Paola Pressendo, Paola Sereno (a cura di)
Firenze, Olschki, 503 pp., € 50,00

Anno di pubblicazione: 2017

Nel volume storici e geografi studiano il processo di unificazione nazionale a partire da Torino, avvalendosi di metodologie «provenienti dalla historical geography of sciences che ha innovato la storia della scienza e, segnatamente, della geografia» (p. V). Cominciando con la curiosa cronaca delle esequie di Vittorio Emanuele II (di Pierangelo Gentile), gli aa. evidenziano come lo sviluppo scientifico e culturale di Torino si intrecci in modo concreto con la costruzione della cultura e dell’identità nazionale attraverso l’impiego sistematico della divulgazione, al fine di costruire una opinione pubblica scientificamente aggiornata.

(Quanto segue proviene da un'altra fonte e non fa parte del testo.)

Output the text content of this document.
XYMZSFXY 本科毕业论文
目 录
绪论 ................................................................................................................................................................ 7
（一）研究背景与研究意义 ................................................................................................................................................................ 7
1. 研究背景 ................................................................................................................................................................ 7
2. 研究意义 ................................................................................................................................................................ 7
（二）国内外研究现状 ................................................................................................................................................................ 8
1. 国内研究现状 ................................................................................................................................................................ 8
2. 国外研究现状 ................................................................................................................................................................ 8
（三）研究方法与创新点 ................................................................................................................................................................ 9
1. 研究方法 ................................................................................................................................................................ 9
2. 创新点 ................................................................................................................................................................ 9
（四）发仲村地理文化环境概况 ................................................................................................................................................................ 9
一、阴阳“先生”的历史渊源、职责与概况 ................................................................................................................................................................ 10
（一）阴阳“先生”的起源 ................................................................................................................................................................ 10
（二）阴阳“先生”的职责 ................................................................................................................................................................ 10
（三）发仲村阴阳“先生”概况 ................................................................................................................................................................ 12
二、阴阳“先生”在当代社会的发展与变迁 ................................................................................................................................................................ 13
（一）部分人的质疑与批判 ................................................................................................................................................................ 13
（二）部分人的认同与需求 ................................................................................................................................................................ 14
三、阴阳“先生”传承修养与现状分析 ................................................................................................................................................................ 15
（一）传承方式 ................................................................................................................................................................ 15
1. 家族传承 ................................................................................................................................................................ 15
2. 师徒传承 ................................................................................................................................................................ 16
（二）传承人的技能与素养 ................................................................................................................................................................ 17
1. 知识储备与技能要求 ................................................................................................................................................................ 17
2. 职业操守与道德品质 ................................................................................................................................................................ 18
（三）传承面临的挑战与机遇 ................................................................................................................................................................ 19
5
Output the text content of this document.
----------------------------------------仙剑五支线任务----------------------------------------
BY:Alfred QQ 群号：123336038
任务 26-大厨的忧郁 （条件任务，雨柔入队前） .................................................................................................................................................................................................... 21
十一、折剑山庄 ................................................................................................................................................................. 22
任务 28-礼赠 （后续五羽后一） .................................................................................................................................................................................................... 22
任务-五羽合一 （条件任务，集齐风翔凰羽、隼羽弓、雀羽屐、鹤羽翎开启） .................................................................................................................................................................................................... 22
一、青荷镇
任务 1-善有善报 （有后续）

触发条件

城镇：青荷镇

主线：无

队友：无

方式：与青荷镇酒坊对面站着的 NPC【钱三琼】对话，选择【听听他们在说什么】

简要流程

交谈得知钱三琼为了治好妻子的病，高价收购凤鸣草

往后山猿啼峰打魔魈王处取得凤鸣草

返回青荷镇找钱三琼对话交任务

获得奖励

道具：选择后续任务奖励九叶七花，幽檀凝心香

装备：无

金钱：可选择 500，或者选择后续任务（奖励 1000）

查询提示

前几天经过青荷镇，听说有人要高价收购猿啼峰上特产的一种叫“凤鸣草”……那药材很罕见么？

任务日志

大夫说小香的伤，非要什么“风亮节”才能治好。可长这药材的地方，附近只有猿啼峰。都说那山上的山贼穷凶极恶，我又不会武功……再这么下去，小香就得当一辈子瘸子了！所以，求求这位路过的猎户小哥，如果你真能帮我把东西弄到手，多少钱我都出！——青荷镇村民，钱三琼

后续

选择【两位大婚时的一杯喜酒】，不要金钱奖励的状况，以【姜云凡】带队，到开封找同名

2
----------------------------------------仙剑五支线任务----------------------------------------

Silvia Cavicchioli riflette su Quintino Sella organizzatore culturale. Ester De Fort e Maria Luisa Sturani indagano sulle iniziative editoriali torinesi e sulla crescita dell’editoria scolastica. Daniele Pipitone si sofferma sulle vicende del padiglione «Piemonte» alla mostra romana del cinquantenario dell’Unità. Paola Pressenda illustra il ruolo del Club Alpino Italiano nello sviluppo della coscienza geografica nazionale.
È l’ampio e ricchissimo saggio di Paola Sereno, però, a caratterizzare il volume: Aperire terram gentibus è il motto che Guido Cora, geografo e scienziato, aveva scelto per illustrare il senso di un lavoro volto a costruire in modo scientifico una conoscenza geografica del mondo e dell’Italia, assieme all’ansia di comunicare e rendere comprensibile a tutti un planisfero nel quale si venivano sempre più velocemente riducendo le parti in bianco.
La figura e l’opera di Cora appaiono straordinarie: la precocissima vocazione scientifica e la ricca esperienza internazionale di studi operarono però negativamente sulla sua carriera universitaria. È sull’intreccio tra politica e accademia, sull’impegno di divulgazione e politica culturale, che l’a. offre le riflessioni più interessanti: parlare di Torino e della sua Università di fine secolo (quando Cora fu praticamente obbligato ad abbandonare l’insegnamento, senza riuscire a conquistare la cattedra) significa aprire ampi e non banali squarci sull’oggi. L’a. ricorda che la prima cattedra di geografia a Torino (quella del 1857 di Ettore Ricotti) nacque da una forte volontà politica – capace di programmare nuove cattedre dentro un processo organico di sviluppo – che si impose d’autorità su una Università immobile. Da qui «una storia fatta di alterne vicende che si ripeterà più volte fino a oggi, nella quale le varie riorganizzazioni e razionalizzazioni, soprattutto recenti, che abbiamo imparato a temere, faranno più danni di due guerre mondiali» (p. 297).
Questo spiega le polemiche legate al I Congresso nazionale dei geografi (Genova 1892): il problema di come promuovere la conoscenza geografica dell’Italia; la questione dell’insegnamento della geografia; il dibattito sulla ricerca di identità nazionale sostenuta dall’etnografia. Cioè a dire sulla ipotesi di fondare la geografia politica non sulla incompleta e mutabile idea di Stato, ma su quella considerata più naturale e stabile di nazione.
Un intreccio di temi e questioni che merita attenzione.